There’s no doubt that money management is an important life skill.
From budgeting for food, paying bills, saving for a house deposit and setting up direct debits, most adults deal with some form of financial management on an almost daily basis.
Teaching children about money from an early age can help them develop good habits. The Bank of England has even created a ‘Money and Me’ resource for primary school children to help build their skills.
But learning about finances can also take place outside of the classroom to help them learn the value of everyday items. And this can be done in a variety of ways.
Don’t be afraid to talk about money with or around your kids. This will give them the confidence and opportunity to ask questions and learn why managing money is a crucial part of life. If your children are young, it’s a good idea to start with the basics.
Explain how having a job allows someone to earn money and that this is then used to pay bills and buy everyday essentials such as food, and household items and even pay for transportation.

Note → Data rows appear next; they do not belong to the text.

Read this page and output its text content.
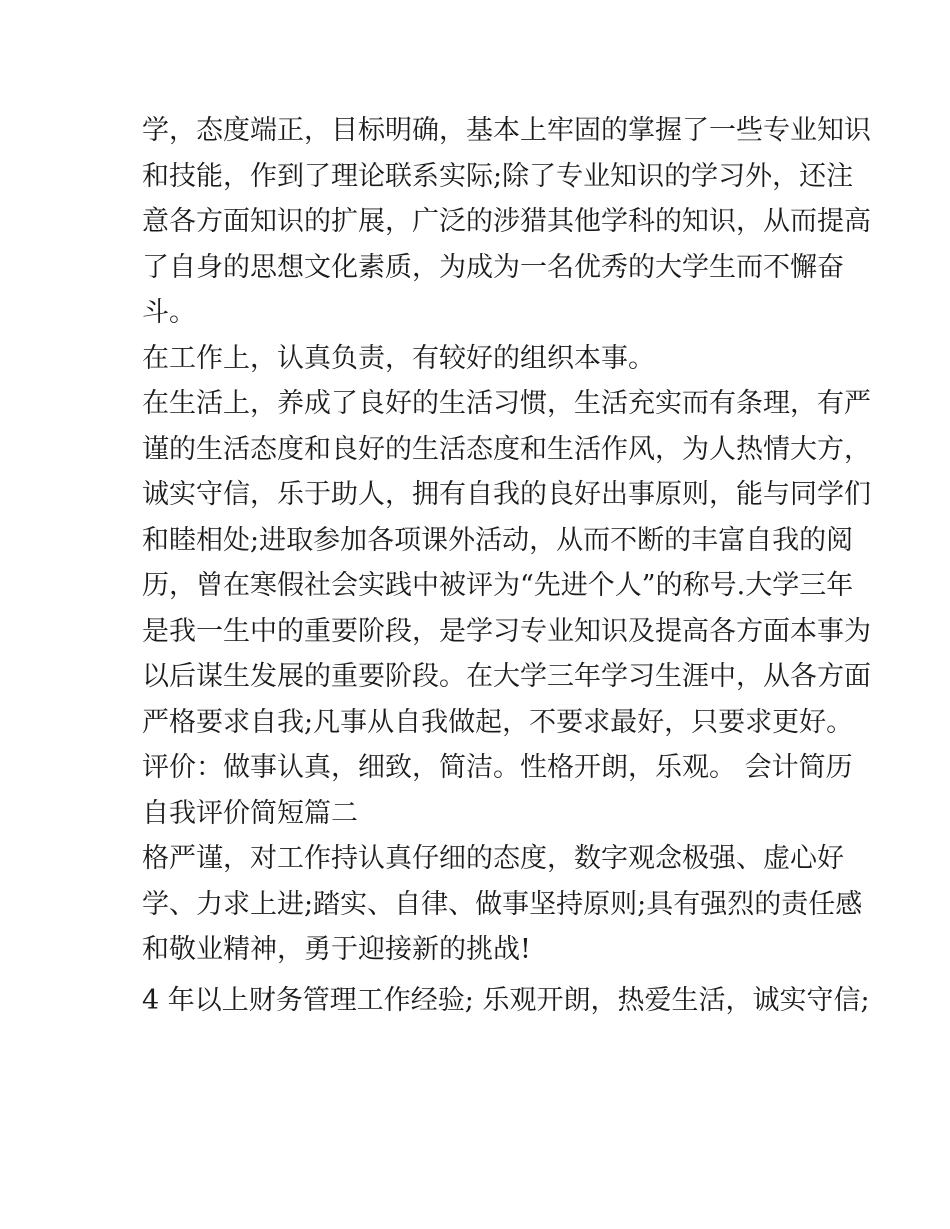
学，态度端正，目标明确，基本上牢固的掌握了一些专业知识
和技能，作到了理论联系实际;除了专业知识的学习外，还注
意各方面知识的扩展，广泛的涉猎其他学科的知识，从而提高
了自身的思想文化素质，为成为一名优秀的大学生而不懈奋
斗。
在工作上，认真负责，有较好的组织本事。
在生活上，养成了良好的生活习惯，生活充实而有条理，有严
谨的生活态度和良好的生活态度和生活作风，为人热情大方，
诚实守信，乐于助人，拥有自我的良好出事原则，能与同学们
和睦相处;进取参加各项课外活动，从而不断的丰富自我的阅
历，曾在寒假社会实践中被评为“先进个人”的称号.大学三年
是我一生中的重要阶段，是学习专业知识及提高各方面本事为
以后谋生发展的重要阶段。在大学三年学习生涯中，从各方面
严格要求自我;凡事从自我做起，不要求最好，只要求更好。
评价：做事认真，细致，简洁。性格开朗，乐观。 会计简历
自我评价简短篇二
格严谨，对工作持认真仔细的态度，数字观念极强、虚心好
学、力求上进;踏实、自律、做事坚持原则;具有强烈的责任感
和敬业精神，勇于迎接新的挑战!
4 年以上财务管理工作经验; 乐观开朗，热爱生活，诚实守信;
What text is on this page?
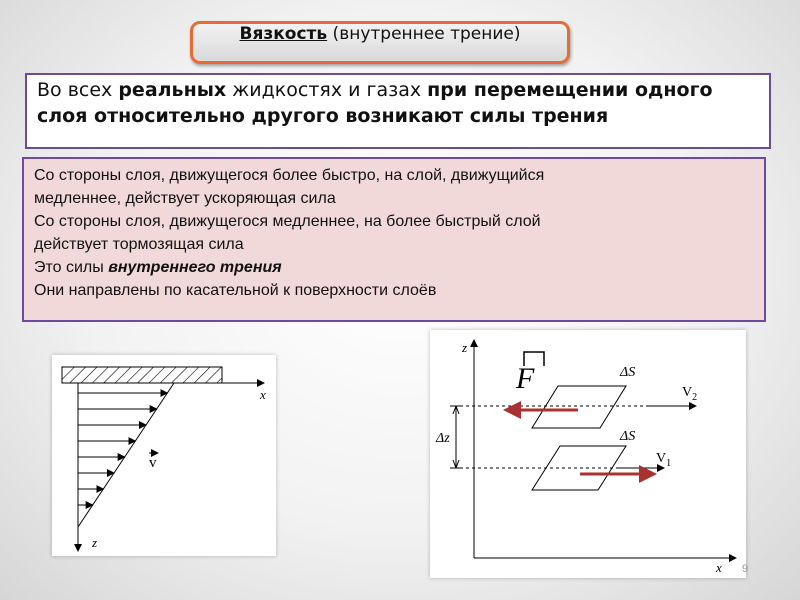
Вязкость (внутреннее трение)
Во всех реальных жидкостях и газах при перемещении одного слоя относительно другого возникают силы трения
Со стороны слоя, движущегося более быстро, на слой, движущийся
медленнее, действует ускоряющая сила
Со стороны слоя, движущегося медленнее, на более быстрый слой
действует тормозящая сила
Это силы внутреннего трения
Они направлены по касательной к поверхности слоёв
x
z
v
z
x
F	ΔS
$V_2$
ΔS
$V_1$
Δz
9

Demonstrate good habits when shopping
Take your children along to the supermarket, explaining the cost of certain items and how some are more expensive than others. Paying in cash will enable them to recognise that you’re handing over something tangible, or, alternatively, talk them through what a debit card is if they’re old enough to understand.
It’s also a good idea to get receipts where you can and allow your children to go through them afterwards. You could even make a game of collecting them and comparing the amount you spend every week.
Open a child savings account
Giving them the opportunity to open their own child savings account will provide a level of responsibility and allow them to develop the skills needed to save money. Try and visit a bank in-store with your child to set one up and create small savings goals so they can see the results of their hard work.
Teach them how to budget
Make budgeting into a fun and interactive activity with the help of an online budgeting tool. Seeing a visual representation will help children understand what a budget is and how it can help them save.
Start giving your children a small amount of pocket money but make sure they do something to earn it, such as carrying out a few easy household chores or helping to wash the car. This will help them learn about the value of money and it also gives them the opportunity to add to their savings.
By taking some time to involve children in money management, they’re more likely to develop good habits that will last a lifetime.